Wednesday, March 14, 2018

A week in the woods

Thankfully, the weather cleared up and it was a beautiful week for working in our woods.  Brenda and I spent Monday (3/12) to Friday (3/16) at Turkey Creek Timber. We got a lot done, but there is a whole lot that we still need to do.

We've decided to abandon our worst wood's road. It's that main road that takes us across Turkey Creek and to the "other side".  Unfortunately, the erosion is just too extensive.  It will take a huge amount of work to "fix" the trail and quite a bit of money.

 We've decided to cut a new road that is parallel to the abandoned road. We will pile up the slash from the new road onto the abandoned road to help stop and hopefully reverse the erosion.

You can see from the image to the left that some brush that was left on the road a while back has help to catch and retain dirt that eroded from a water bar that I built.
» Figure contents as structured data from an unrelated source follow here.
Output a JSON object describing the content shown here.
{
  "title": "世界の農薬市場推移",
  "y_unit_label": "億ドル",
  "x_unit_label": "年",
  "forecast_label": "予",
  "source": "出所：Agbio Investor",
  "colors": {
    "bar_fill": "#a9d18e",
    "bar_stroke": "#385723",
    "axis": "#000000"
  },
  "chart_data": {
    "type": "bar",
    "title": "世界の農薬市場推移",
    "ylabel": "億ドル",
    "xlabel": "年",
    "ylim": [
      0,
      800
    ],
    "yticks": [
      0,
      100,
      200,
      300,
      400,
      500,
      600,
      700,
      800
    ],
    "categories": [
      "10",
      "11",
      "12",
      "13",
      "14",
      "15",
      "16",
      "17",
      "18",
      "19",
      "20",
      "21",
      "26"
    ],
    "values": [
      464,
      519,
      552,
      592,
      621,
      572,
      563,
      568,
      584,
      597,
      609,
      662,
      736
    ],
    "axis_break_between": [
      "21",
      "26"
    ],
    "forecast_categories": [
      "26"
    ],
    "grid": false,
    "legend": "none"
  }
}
We're hoping to help that process.

We put logs into the deep erosion cuts and piled up branches on top. We also chipped up a lot of the branches and the wood chips were added on top of the logs.

What we want to happen is for the piled up branches to catch the leaves  and to help create a dam that will slow up and even pond the runoff water. This will help let the eroded soil from further up the trail to settle out and fill in the deep cuts that have formed in the road.